What harm could it do? He was thirty, and couldn’t remember the last time he had laughed so much. Why shouldn’t he enjoy briefly the kind of gaiety that other people took for granted? It was all so far removed from his habitual life that it seemed unreal.

It was on the Saturday evening that he received the telegram telling him what he had half expected for days: his train home had been booked for tomorrow, and he was expected at the Nation’s offices on Monday morning. When he read it, he experienced a kind of relief: this thing with Jennifer Stirling had become strangely disorienting. He would never normally have spent so much time and energy on a woman whose passion was not a foregone conclusion. The thought of not seeing her again was upsetting, but some part of him wanted to return to his old routines, to rediscover the person he was.

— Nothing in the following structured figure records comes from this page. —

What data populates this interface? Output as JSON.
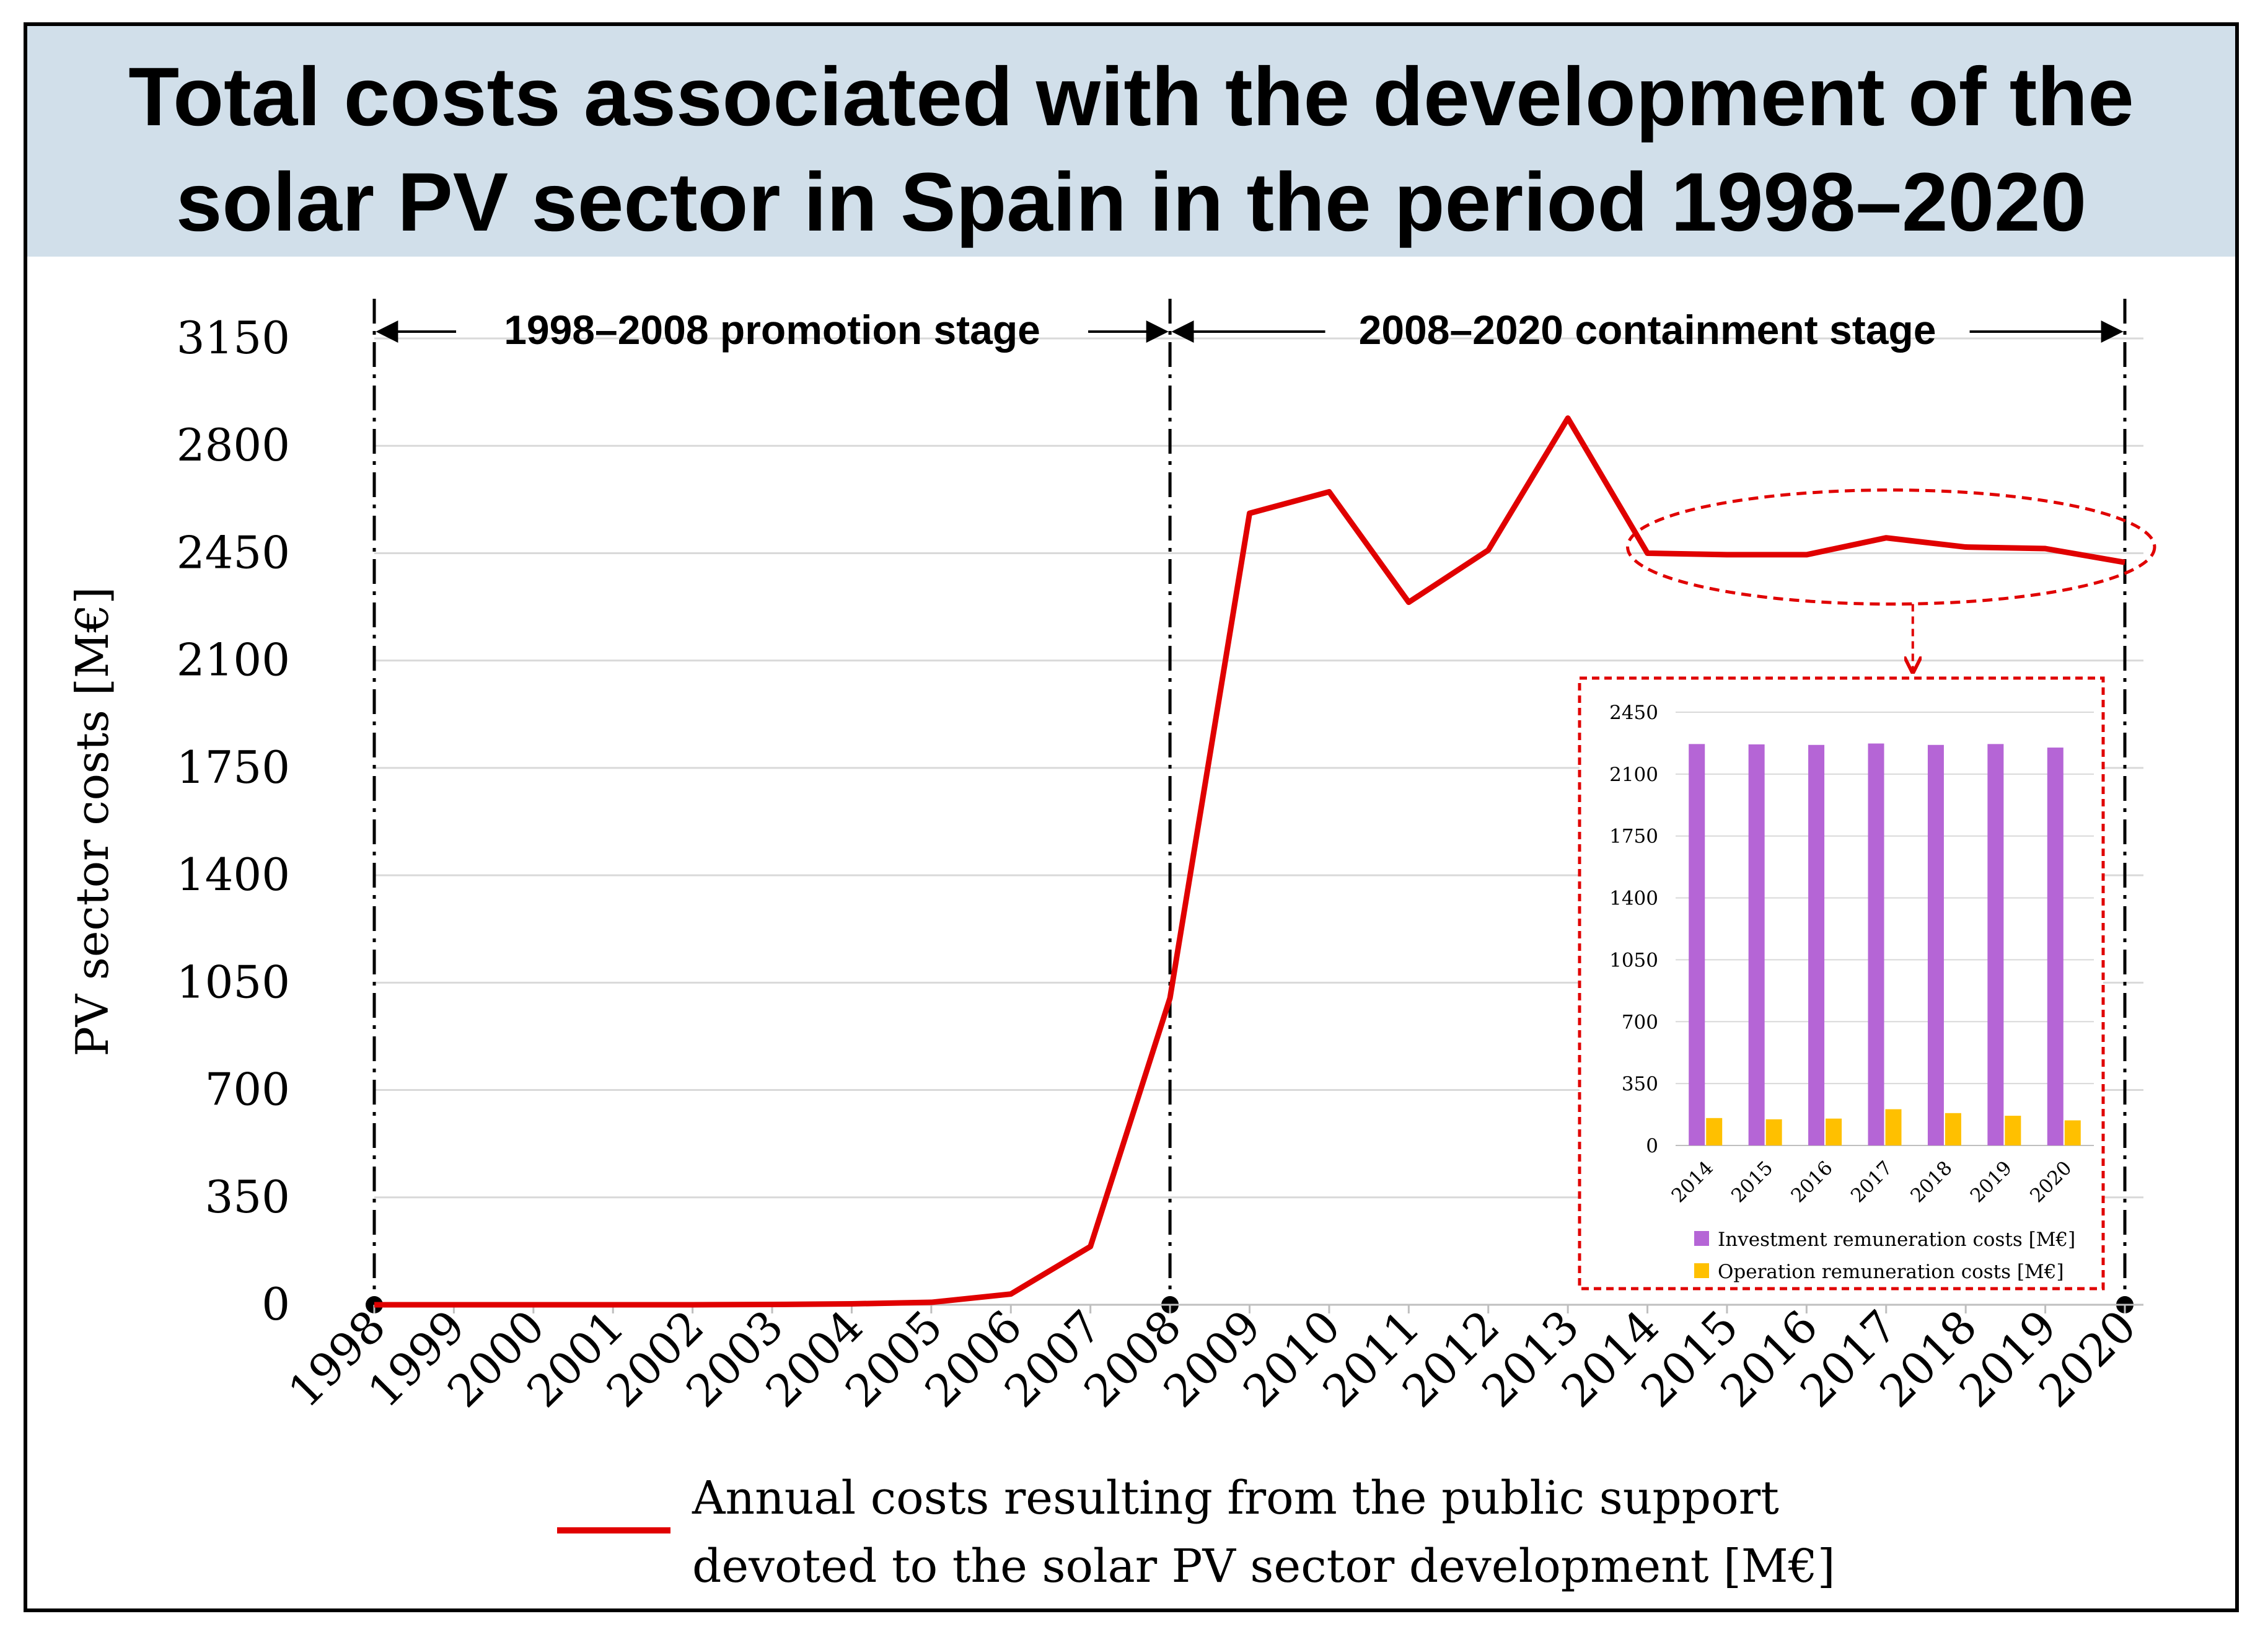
{
  "chart_data": {
    "type": "line",
    "title": "Total costs associated with the development of the\nsolar PV sector in Spain in the period 1998–2020",
    "ylabel": "PV sector costs [M€]",
    "xlabel": "",
    "ylim": [
      0,
      3150
    ],
    "yticks": [
      0,
      350,
      700,
      1050,
      1400,
      1750,
      2100,
      2450,
      2800,
      3150
    ],
    "categories": [
      "1998",
      "1999",
      "2000",
      "2001",
      "2002",
      "2003",
      "2004",
      "2005",
      "2006",
      "2007",
      "2008",
      "2009",
      "2010",
      "2011",
      "2012",
      "2013",
      "2014",
      "2015",
      "2016",
      "2017",
      "2018",
      "2019",
      "2020"
    ],
    "series": [
      {
        "name": "Annual costs resulting from the public support\ndevoted to the solar PV sector development [M€]",
        "color": "#e00000",
        "values": [
          0,
          0,
          0,
          0,
          0,
          1,
          3,
          8,
          35,
          190,
          1000,
          2580,
          2650,
          2290,
          2460,
          2890,
          2450,
          2445,
          2445,
          2500,
          2470,
          2465,
          2420
        ]
      }
    ],
    "legend_position": "bottom",
    "grid": true,
    "stages": [
      {
        "label": "1998–2008 promotion stage",
        "from": "1998",
        "to": "2008"
      },
      {
        "label": "2008–2020 containment stage",
        "from": "2008",
        "to": "2020"
      }
    ],
    "highlight_region": {
      "from": "2014",
      "to": "2020"
    },
    "inset": {
      "type": "bar",
      "categories": [
        "2014",
        "2015",
        "2016",
        "2017",
        "2018",
        "2019",
        "2020"
      ],
      "ylim": [
        0,
        2450
      ],
      "yticks": [
        0,
        350,
        700,
        1050,
        1400,
        1750,
        2100,
        2450
      ],
      "series": [
        {
          "name": "Investment remuneration costs [M€]",
          "color": "#b565d6",
          "values": [
            2270,
            2268,
            2265,
            2273,
            2265,
            2270,
            2250
          ]
        },
        {
          "name": "Operation remuneration costs [M€]",
          "color": "#ffc000",
          "values": [
            155,
            148,
            152,
            205,
            183,
            168,
            142
          ]
        }
      ]
    }
  }
}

He pulled his suitcase from the rack and placed it on his bed. He would pack, and then he would send her a note, thanking her for her time and suggesting that if she ever wanted to meet for lunch in London, she should telephone him. If she chose to contact him there, away from the magic of this place, perhaps she would become like all of the others: a pleasant physical diversion.

It was as he put his shoes into the case that the call came from the concierge: a woman was waiting in reception for him.

“Blond hair?”

“Yes, sir.”

“Would you mind asking her to come to the telephone?”

He heard a brief burst of French, then her voice, a little breathless, uncertain. “It’s Jennifer. I just wondered . . . if we might have a quick drink.”

“Delighted, but I’m not quite ready. Do you want to come up and wait?”

He tidied his room rapidly, kicking stray items under the bed. He rearranged the sheet of paper in his typewriter, as if he had been working on the piece he had wired across an hour earlier. He pulled on a clean shirt, although he didn’t have time to do it up. When he heard a soft knock, he opened the door. “What a lovely surprise,” he said. “I was just finishing something, but do come in.”

She stood awkwardly in the corridor. When she caught sight of his bare chest, she looked away. “Would you rather I waited downstairs?”

“No. Please. I’ll only be a few minutes.”

She stepped in and walked to the center of the room. She was wearing a pale gold sleeveless dress with a mandarin collar. Her shoulders were slightly pink where the sun had touched them as she drove. Her hair was loose around her shoulders, a little windblown, as if she had driven there in a hurry.

Her gaze took in the bed, littered with notepads, the near-packed suitcase. They were briefly silenced by proximity. She recovered first. “Aren’t you going to offer me a drink?”

“Sorry. Inconsiderate of me.” He telephoned down for a gin and tonic, which arrived in minutes. “Where are we going?”

“Going?”

“Have I time to shave?” He went into the bathroom.

“Of course. Go ahead.”

He had done this on purpose, he thought afterward, made her party to the enforced intimacy. He looked better: the sick man’s yellow pallor had left his skin, the lines of strain had been ironed from his eyes. He ran the hot water, and watched her in the bathroom mirror as he lathered his chin.

She was distracted, preoccupied. As his razor scraped against his skin, he watched her pace, like a restless animal. “Are you all right?” he called, rinsing his blade in the water.

“I’m fine.” She had drunk half the gin and tonic already, and poured another.

He finished shaving, toweled dry his face, splashed on some of the aftershave he had bought from the pharmacie. It was sharp, with notes of citrus and rosemary. He did up his shirt and straightened his collar in the mirror. He loved this moment, the convergence of appetite and possibility. He felt oddly triumphant. He stepped out of the bathroom and found her standing by the balcony. The sky was dimming, the lights of the seafront glowing as dusk fell. She held her drink in one hand, the other arm laid slightly defensively across her waist. He took a step closer to her.

“I forgot to say how lovely you look,” he said. “I like that color on you. It’s—”

“Larry’s back tomorrow.”

She drew away from the balcony and faced him. “I had a wire this afternoon. We’ll be flying to London on Tuesday.”